A peine les plats vidés, le diner desservi, dans le silence de la nuit s’élevaient soudainement les sons des ivandayers (instrument à percussion creux). Le son qu’il émet est unique car il vibre et c’est pour ça qu’il était utilisé. Apparaissaient alors des hommes tout de blanc vêtus. Les premiers, à six je crois, jouaient donc de la caisse, une chorale suivait derrière entonnant des chants religieux. Ils faisaient le tour du brasier plusieurs fois. Puis le traversaient en grimpant sur les énormes troncs d’arbres en feu, l’un derrière l’autre, sans interrompre le medh (chants) et l’avendayer (la percussion). Leurs prédécesseurs paraît-il, chauffaient au rouge des faucilles, sur lesquels ils passaient leurs langues pour les refroidir.
Au moment où ils passaient de l’autre côté, les malades s’approchaient timidement par petits groupes du feu. Ils étaient pris en charge par d’autres hommes habillés en blanc. Ils leurs faisaient faire des tours du feu. La chorale suivait derrière, le rythme des caisses s’accélérait. Toute l’oliveraie vibrait, on avait l’impression que les sons percutaient ces arbres centenaires, et revenaient pénétrer les âmes des malades. Car ceux-ci se levaient soudainement et fonçaient vers le brasier. Des renforts arrivaient pour parer à toute éventualité.

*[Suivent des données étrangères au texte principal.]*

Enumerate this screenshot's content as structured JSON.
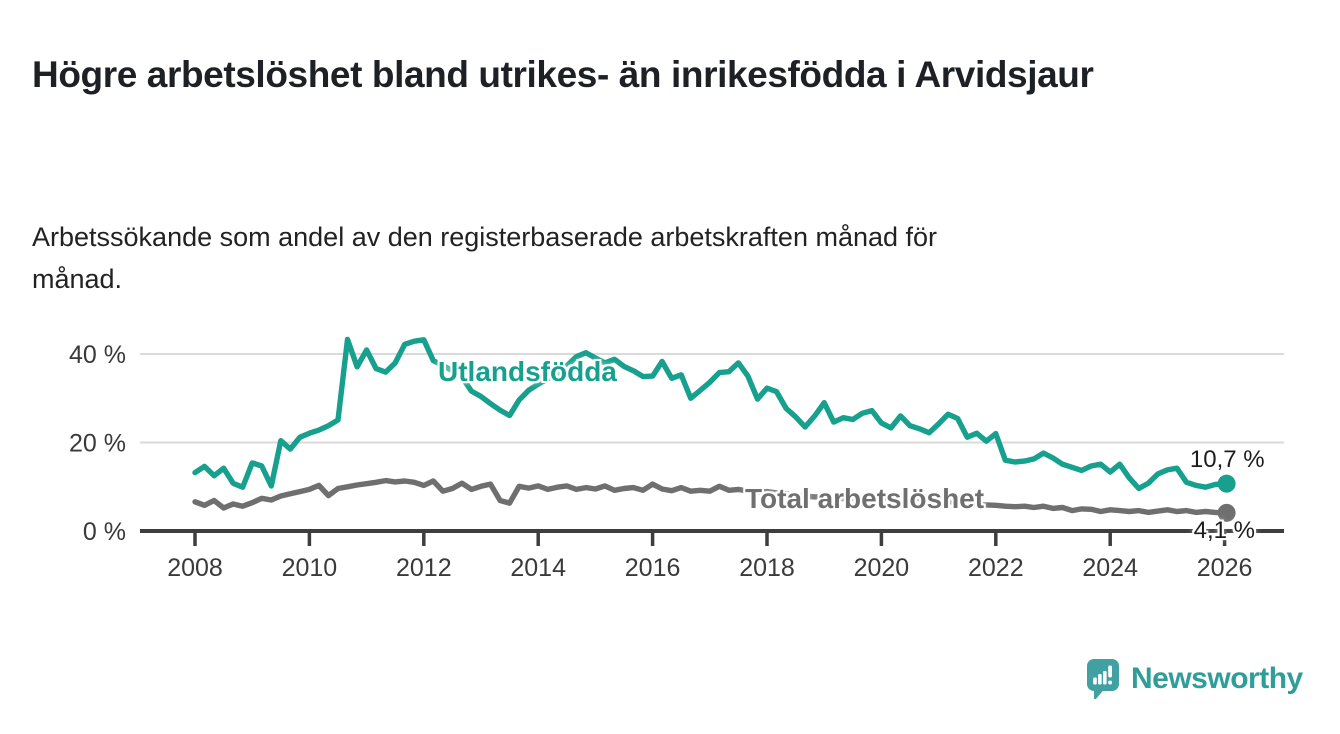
{
  "title": "Högre arbetslöshet bland utrikes- än inrikesfödda i Arvidsjaur",
  "subtitle": "Arbetssökande som andel av den registerbaserade arbetskraften månad för månad.",
  "branding": {
    "logo_text": "Newsworthy",
    "logo_icon": "bar-chart-speech-bubble-icon",
    "logo_color": "#2f9d98",
    "logo_icon_color": "#41a1a2"
  },
  "chart_data": {
    "type": "line",
    "title": "Högre arbetslöshet bland utrikes- än inrikesfödda i Arvidsjaur",
    "subtitle": "Arbetssökande som andel av den registerbaserade arbetskraften månad för månad.",
    "unit": "%",
    "grid": "horizontal",
    "legend_position": "inline-on-lines",
    "x_axis": {
      "start": 2008,
      "step_years": 0.16666667,
      "end": 2026,
      "ticks": [
        2008,
        2010,
        2012,
        2014,
        2016,
        2018,
        2020,
        2022,
        2024,
        2026
      ]
    },
    "y_axis": {
      "min": 0,
      "max": 45,
      "ticks": [
        {
          "value": 0,
          "label": "0 %"
        },
        {
          "value": 20,
          "label": "20 %"
        },
        {
          "value": 40,
          "label": "40 %"
        }
      ]
    },
    "style": {
      "grid_color": "#dadada",
      "axis_color": "#3e3e3e"
    },
    "series": [
      {
        "name": "Utlandsfödda",
        "color": "#17a08d",
        "end_label": "10,7 %",
        "end_value": 10.7,
        "values": [
          13.2,
          14.6,
          12.5,
          14.2,
          10.8,
          9.9,
          15.4,
          14.7,
          10.2,
          20.4,
          18.5,
          21.2,
          22.1,
          22.8,
          23.8,
          25.1,
          43.3,
          37.1,
          40.9,
          36.7,
          35.9,
          38.0,
          42.2,
          42.9,
          43.2,
          38.5,
          37.4,
          36.2,
          34.8,
          31.6,
          30.4,
          28.8,
          27.3,
          26.1,
          29.6,
          31.8,
          33.2,
          34.4,
          35.6,
          37.3,
          39.4,
          40.3,
          39.1,
          38.0,
          38.8,
          37.2,
          36.2,
          34.9,
          35.0,
          38.3,
          34.5,
          35.3,
          30.0,
          31.8,
          33.6,
          35.8,
          36.0,
          38.0,
          35.0,
          29.8,
          32.3,
          31.5,
          27.7,
          25.8,
          23.5,
          26.0,
          29.0,
          24.6,
          25.6,
          25.2,
          26.6,
          27.2,
          24.4,
          23.3,
          26.0,
          23.8,
          23.1,
          22.2,
          24.2,
          26.4,
          25.4,
          21.2,
          22.1,
          20.3,
          22.0,
          16.0,
          15.6,
          15.8,
          16.3,
          17.6,
          16.5,
          15.1,
          14.4,
          13.7,
          14.7,
          15.1,
          13.3,
          15.1,
          12.0,
          9.6,
          10.8,
          12.9,
          13.8,
          14.2,
          11.0,
          10.3,
          9.9,
          10.5,
          10.7
        ]
      },
      {
        "name": "Total arbetslöshet",
        "color": "#6f6f6f",
        "end_label": "4,1 %",
        "end_value": 4.1,
        "values": [
          6.6,
          5.8,
          6.9,
          5.2,
          6.1,
          5.6,
          6.4,
          7.4,
          7.0,
          7.9,
          8.4,
          8.9,
          9.4,
          10.3,
          8.0,
          9.6,
          10.0,
          10.4,
          10.7,
          11.0,
          11.4,
          11.1,
          11.3,
          11.0,
          10.3,
          11.3,
          9.0,
          9.6,
          10.8,
          9.4,
          10.1,
          10.6,
          6.9,
          6.3,
          10.1,
          9.7,
          10.2,
          9.4,
          9.9,
          10.2,
          9.4,
          9.8,
          9.5,
          10.2,
          9.2,
          9.6,
          9.8,
          9.2,
          10.6,
          9.5,
          9.1,
          9.8,
          9.0,
          9.2,
          9.0,
          10.1,
          9.2,
          9.4,
          9.0,
          8.8,
          8.9,
          8.6,
          8.4,
          8.1,
          7.9,
          7.7,
          7.8,
          7.5,
          7.3,
          7.4,
          7.2,
          7.0,
          7.2,
          7.8,
          8.0,
          7.7,
          7.4,
          7.1,
          6.9,
          6.7,
          6.4,
          6.2,
          6.0,
          5.9,
          5.8,
          5.6,
          5.5,
          5.6,
          5.3,
          5.6,
          5.1,
          5.3,
          4.6,
          5.0,
          4.9,
          4.4,
          4.8,
          4.6,
          4.4,
          4.6,
          4.2,
          4.5,
          4.8,
          4.4,
          4.6,
          4.2,
          4.4,
          4.2,
          4.1
        ]
      }
    ]
  }
}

Le rythme devenait infernal, la chorale s’extasiait avec ses chants, de quoi donner des frissons aux plus insensibles. Au bout d’un moment « les malades » entraient en transes, faisaient des gestes chaotiques, secouaient violemment la tête, émettant des cris qui se répandaient dans toute l’oliveraie et perçaient le ciel. Ils continuaient ainsi, pendant que les « tambours » se déchaînaient au dessus de leurs têtes.

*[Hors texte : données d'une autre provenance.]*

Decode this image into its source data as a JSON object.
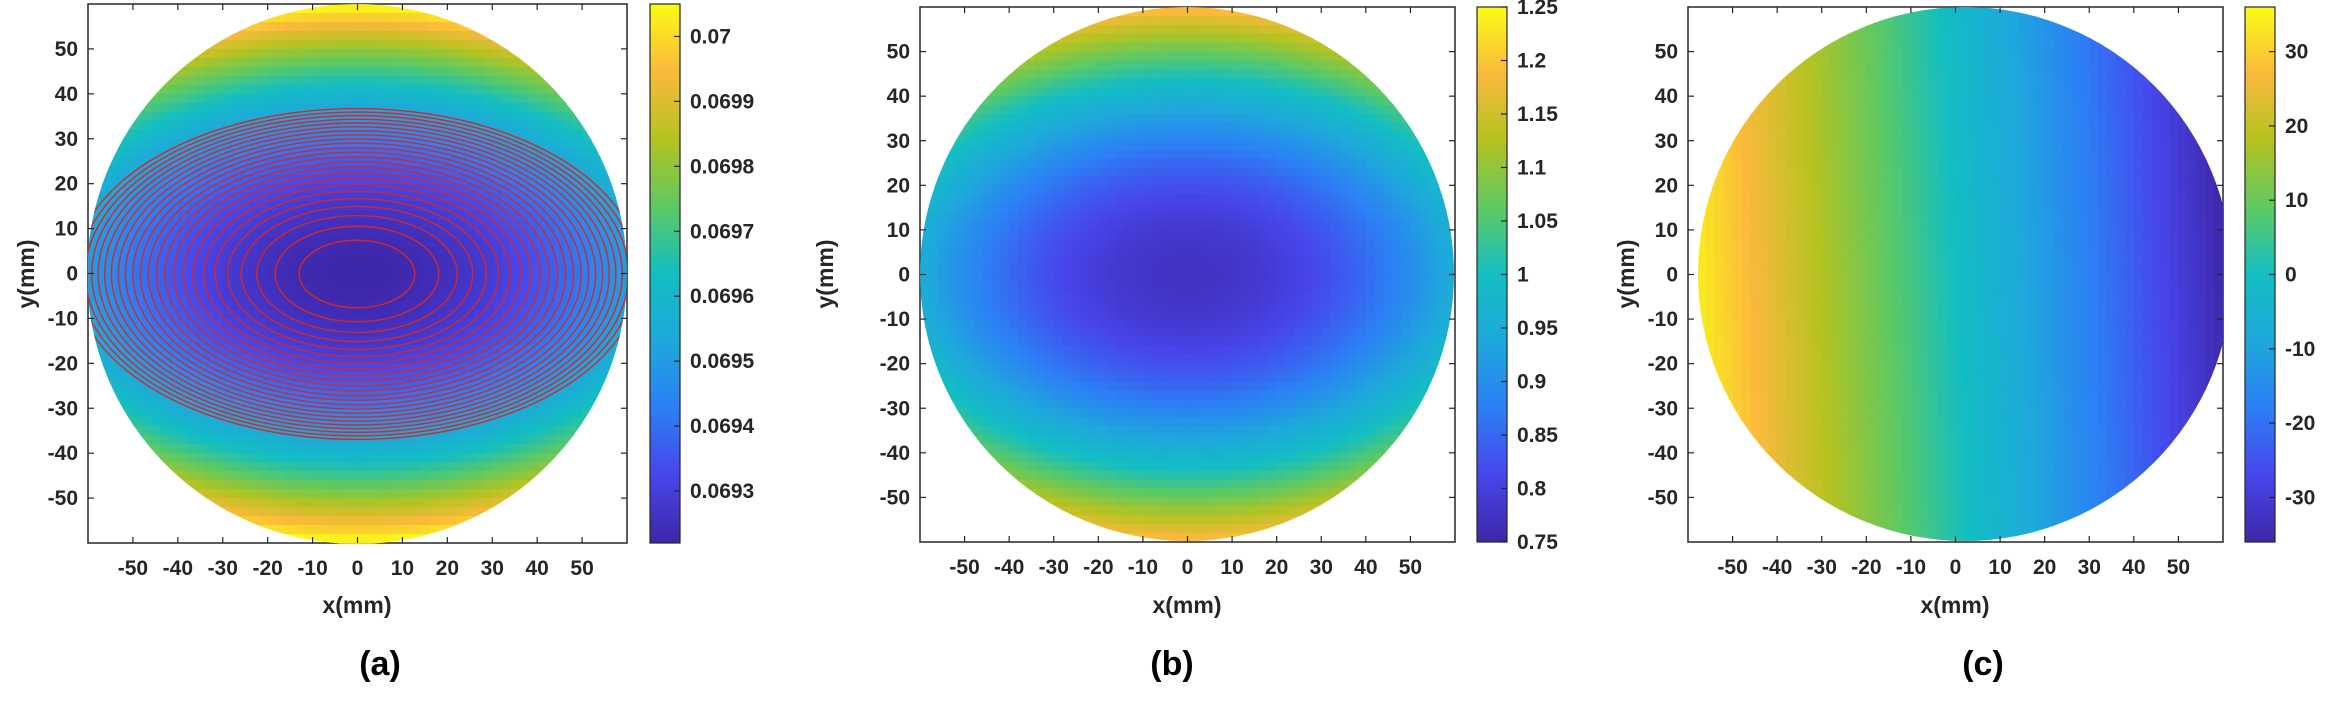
{
  "chart_data": [
    {
      "type": "heatmap",
      "panel_label": "(a)",
      "xlabel": "x(mm)",
      "ylabel": "y(mm)",
      "xlim": [
        -60,
        60
      ],
      "ylim": [
        -60,
        60
      ],
      "x_ticks": [
        -50,
        -40,
        -30,
        -20,
        -10,
        0,
        10,
        20,
        30,
        40,
        50
      ],
      "y_ticks": [
        50,
        40,
        30,
        20,
        10,
        0,
        -10,
        -20,
        -30,
        -40,
        -50
      ],
      "aperture_radius": 60,
      "contours": true,
      "contour_color": "#d62728",
      "colorbar": {
        "range": [
          0.06922,
          0.07005
        ],
        "ticks": [
          "0.07",
          "0.0699",
          "0.0698",
          "0.0697",
          "0.0696",
          "0.0695",
          "0.0694",
          "0.0693"
        ],
        "tick_values": [
          0.07,
          0.0699,
          0.0698,
          0.0697,
          0.0696,
          0.0695,
          0.0694,
          0.0693
        ]
      },
      "colormap": "parula",
      "field": "elliptical paraboloid, minimum at center, larger along y"
    },
    {
      "type": "heatmap",
      "panel_label": "(b)",
      "xlabel": "x(mm)",
      "ylabel": "y(mm)",
      "xlim": [
        -60,
        60
      ],
      "ylim": [
        -60,
        60
      ],
      "x_ticks": [
        -50,
        -40,
        -30,
        -20,
        -10,
        0,
        10,
        20,
        30,
        40,
        50
      ],
      "y_ticks": [
        50,
        40,
        30,
        20,
        10,
        0,
        -10,
        -20,
        -30,
        -40,
        -50
      ],
      "aperture_radius": 60,
      "contours": false,
      "colorbar": {
        "range": [
          0.75,
          1.25
        ],
        "ticks": [
          "1.25",
          "1.2",
          "1.15",
          "1.1",
          "1.05",
          "1",
          "0.95",
          "0.9",
          "0.85",
          "0.8",
          "0.75"
        ],
        "tick_values": [
          1.25,
          1.2,
          1.15,
          1.1,
          1.05,
          1.0,
          0.95,
          0.9,
          0.85,
          0.8,
          0.75
        ]
      },
      "colormap": "parula",
      "field": "minimum at center, maximum at top and bottom edges"
    },
    {
      "type": "heatmap",
      "panel_label": "(c)",
      "xlabel": "x(mm)",
      "ylabel": "y(mm)",
      "xlim": [
        -60,
        60
      ],
      "ylim": [
        -60,
        60
      ],
      "x_ticks": [
        -50,
        -40,
        -30,
        -20,
        -10,
        0,
        10,
        20,
        30,
        40,
        50
      ],
      "y_ticks": [
        50,
        40,
        30,
        20,
        10,
        0,
        -10,
        -20,
        -30,
        -40,
        -50
      ],
      "aperture_radius": 60,
      "contours": false,
      "colorbar": {
        "range": [
          -36,
          36
        ],
        "ticks": [
          "30",
          "20",
          "10",
          "0",
          "-10",
          "-20",
          "-30"
        ],
        "tick_values": [
          30,
          20,
          10,
          0,
          -10,
          -20,
          -30
        ]
      },
      "colormap": "parula",
      "field": "linear gradient in x, high at left, low at right"
    }
  ]
}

On y faisait tourner également, des outils agricoles en fer, chauffés au rouge. Puis l’un après l’autre, épuisés, apaisés, libérés des « djinn qui les habitaient », ils s’écroulaient. Inconscients ils étaient emmenés dans takouvets (Mausolée) où était enterré le saint. Ils restaient là jusqu’à ce qu’ils reprennent leurs esprits. Au réveil ils se prosternaient devant la tombe du saint en le remerciant, en lui promettant des offrandes si jamais ils guérissaient.
Des dizaines de personnes, surtout des femmes, défilaient devant le brasier toute la soirée. D’autres comme les handicapés, les femmes stériles se présentaient à l’intérieur de takouvets. Chacun débinait une suite comme apprise par cœur, de prières et de supplications, pour que le saint exauce leurs vœux, qui de retrouver l’usage de ses jambes, qui de la rendre fertile etc.

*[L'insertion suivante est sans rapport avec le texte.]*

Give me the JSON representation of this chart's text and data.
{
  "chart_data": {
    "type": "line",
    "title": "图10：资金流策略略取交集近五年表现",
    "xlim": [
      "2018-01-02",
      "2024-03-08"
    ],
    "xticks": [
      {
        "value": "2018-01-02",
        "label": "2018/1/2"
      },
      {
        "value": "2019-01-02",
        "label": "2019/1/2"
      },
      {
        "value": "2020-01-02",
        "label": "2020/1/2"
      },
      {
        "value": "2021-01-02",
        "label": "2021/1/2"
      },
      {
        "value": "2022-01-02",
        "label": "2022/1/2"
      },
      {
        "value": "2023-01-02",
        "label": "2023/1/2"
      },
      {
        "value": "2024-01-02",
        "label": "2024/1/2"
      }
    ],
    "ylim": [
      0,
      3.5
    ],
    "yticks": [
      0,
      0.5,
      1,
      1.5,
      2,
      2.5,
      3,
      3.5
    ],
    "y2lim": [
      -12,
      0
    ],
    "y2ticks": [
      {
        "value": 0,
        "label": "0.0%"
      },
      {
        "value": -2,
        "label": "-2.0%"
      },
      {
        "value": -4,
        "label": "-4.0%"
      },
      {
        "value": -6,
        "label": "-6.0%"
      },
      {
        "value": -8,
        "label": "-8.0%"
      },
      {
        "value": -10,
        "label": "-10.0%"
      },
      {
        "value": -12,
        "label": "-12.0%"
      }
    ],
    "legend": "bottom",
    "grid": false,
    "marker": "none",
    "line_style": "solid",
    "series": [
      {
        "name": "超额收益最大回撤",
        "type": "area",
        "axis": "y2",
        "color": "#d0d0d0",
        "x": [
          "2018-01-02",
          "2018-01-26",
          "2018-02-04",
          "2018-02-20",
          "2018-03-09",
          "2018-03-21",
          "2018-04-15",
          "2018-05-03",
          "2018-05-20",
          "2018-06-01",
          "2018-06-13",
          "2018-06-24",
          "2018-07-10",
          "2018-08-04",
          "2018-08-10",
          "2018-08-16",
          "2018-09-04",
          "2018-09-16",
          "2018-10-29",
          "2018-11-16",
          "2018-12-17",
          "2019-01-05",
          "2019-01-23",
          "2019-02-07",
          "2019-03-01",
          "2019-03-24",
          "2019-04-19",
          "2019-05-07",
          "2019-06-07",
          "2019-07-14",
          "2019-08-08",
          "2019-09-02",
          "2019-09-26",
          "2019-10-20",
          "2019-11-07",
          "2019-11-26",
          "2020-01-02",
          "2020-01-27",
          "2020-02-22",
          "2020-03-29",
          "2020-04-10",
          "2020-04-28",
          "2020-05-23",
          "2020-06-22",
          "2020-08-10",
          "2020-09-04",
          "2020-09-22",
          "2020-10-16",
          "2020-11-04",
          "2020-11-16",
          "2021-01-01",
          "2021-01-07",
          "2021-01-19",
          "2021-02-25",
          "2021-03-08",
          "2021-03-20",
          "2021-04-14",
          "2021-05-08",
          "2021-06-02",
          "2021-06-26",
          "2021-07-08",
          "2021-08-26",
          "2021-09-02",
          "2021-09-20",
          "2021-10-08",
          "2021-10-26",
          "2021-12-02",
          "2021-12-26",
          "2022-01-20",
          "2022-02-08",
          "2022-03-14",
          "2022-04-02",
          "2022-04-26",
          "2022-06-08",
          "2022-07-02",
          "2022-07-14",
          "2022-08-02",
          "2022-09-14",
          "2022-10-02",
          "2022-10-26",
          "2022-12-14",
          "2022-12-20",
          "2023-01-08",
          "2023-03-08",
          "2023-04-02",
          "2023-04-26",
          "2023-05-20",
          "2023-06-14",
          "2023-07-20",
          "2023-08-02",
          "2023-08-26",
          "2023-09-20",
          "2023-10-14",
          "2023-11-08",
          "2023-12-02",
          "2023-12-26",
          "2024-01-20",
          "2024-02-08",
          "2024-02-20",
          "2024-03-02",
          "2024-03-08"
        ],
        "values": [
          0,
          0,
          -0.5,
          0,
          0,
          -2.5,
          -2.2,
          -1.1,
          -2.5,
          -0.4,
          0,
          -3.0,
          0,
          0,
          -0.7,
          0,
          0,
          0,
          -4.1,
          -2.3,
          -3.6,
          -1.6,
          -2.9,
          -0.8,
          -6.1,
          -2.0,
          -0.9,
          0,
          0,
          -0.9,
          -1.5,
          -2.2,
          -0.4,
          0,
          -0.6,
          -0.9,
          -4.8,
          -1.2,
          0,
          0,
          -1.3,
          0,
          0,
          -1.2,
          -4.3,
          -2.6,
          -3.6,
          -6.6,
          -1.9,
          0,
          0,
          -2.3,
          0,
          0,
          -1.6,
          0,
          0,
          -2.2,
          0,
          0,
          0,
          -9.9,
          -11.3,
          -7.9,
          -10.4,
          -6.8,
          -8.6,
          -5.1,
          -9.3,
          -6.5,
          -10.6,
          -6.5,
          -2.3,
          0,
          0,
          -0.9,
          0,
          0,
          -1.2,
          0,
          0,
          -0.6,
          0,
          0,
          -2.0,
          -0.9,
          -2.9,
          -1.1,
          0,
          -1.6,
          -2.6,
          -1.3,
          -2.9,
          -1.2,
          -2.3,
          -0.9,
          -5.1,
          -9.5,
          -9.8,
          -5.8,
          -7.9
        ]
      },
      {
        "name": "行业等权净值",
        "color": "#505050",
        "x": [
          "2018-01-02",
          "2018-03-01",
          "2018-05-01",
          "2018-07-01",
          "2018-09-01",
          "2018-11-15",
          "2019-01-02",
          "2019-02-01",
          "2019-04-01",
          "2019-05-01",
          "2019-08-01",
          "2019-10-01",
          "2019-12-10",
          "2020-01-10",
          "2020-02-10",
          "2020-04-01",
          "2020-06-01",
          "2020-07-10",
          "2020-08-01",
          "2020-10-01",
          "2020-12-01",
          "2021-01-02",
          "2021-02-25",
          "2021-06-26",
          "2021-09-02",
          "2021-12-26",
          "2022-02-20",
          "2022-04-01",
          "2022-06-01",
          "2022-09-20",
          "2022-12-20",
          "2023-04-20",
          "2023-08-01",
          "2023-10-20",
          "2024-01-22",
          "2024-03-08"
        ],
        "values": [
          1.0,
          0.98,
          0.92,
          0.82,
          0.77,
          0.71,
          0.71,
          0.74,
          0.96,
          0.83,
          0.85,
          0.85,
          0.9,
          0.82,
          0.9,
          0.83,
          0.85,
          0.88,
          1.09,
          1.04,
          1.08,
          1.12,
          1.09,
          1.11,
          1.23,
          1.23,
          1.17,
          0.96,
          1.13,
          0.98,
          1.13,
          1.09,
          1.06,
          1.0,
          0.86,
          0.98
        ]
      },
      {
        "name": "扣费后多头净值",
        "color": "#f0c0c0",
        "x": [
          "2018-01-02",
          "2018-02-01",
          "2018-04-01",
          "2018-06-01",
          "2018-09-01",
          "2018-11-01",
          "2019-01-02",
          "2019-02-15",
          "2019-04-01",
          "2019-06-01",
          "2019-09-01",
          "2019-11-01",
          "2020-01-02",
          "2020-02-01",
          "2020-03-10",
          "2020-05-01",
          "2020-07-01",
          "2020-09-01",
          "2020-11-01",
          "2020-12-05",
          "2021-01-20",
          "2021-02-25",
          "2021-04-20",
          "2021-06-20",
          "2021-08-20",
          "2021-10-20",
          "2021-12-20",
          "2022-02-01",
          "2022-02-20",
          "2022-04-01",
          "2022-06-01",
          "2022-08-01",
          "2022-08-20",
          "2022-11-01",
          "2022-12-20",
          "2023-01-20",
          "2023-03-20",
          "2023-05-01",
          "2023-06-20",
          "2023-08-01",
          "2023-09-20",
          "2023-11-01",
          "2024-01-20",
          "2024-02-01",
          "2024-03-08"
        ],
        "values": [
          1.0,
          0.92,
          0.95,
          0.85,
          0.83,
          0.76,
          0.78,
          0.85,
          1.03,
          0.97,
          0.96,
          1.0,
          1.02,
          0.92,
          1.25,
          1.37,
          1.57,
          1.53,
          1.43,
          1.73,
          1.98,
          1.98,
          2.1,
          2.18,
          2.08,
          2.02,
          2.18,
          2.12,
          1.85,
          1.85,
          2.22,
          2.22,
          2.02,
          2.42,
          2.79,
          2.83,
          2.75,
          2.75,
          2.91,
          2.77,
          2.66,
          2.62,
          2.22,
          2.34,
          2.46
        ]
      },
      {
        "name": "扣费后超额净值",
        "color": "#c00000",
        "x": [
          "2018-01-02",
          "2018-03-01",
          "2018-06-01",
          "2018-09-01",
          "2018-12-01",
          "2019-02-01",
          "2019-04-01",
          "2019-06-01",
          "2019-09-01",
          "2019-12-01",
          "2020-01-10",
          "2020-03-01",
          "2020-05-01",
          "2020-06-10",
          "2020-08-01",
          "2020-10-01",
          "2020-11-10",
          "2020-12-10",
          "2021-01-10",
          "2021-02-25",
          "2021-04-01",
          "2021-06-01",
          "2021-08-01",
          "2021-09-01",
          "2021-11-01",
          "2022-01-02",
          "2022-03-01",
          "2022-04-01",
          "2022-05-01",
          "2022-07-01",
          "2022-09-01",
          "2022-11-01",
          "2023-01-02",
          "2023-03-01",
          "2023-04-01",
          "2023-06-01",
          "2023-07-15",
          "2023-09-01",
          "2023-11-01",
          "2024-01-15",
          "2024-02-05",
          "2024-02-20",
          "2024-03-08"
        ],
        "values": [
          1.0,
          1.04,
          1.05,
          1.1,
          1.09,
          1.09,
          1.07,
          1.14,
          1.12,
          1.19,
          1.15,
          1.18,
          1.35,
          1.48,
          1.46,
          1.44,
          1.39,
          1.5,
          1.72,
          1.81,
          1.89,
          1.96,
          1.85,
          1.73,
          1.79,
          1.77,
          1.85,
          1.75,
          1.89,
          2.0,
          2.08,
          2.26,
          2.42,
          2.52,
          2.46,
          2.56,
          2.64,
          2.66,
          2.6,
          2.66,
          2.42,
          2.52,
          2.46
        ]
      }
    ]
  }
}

Pour finir et le remercier d’avance, ces personnes posaient leurs lèvres sur la tombe et promettaient plein de dons en cas de guérison. Cela durait ainsi jusqu’à l’aube. L’oliveraie se vidait, les cortèges de voitures et de bus se reformaient, et chacun rentrait chez soi revigoré par l’espoir en se promettant de revenir avec des offrandes, l’année d’après. Les membres de la zaouïa à ce qu’on disait, se réunissaient dans l’après midi pour évaluer les dons reçus. Ils établissaient une liste des familles les plus démunies du village. Celles-ci bénéficiaient des dons ramenés par les pèlerins, satisfaits de leur pèlerinage précédent. Ainsi, de la viande, de la semoule et d’autres denrées alimentaires étaient distribuées.
Beaucoup regrettent l’arrêt des activités de la zaouïa. Des groupes terroristes avaient menacé au milieu des années 90, de faire un carnage si la Rahva, considérée non conforme à l’Islam, ne cessait pas.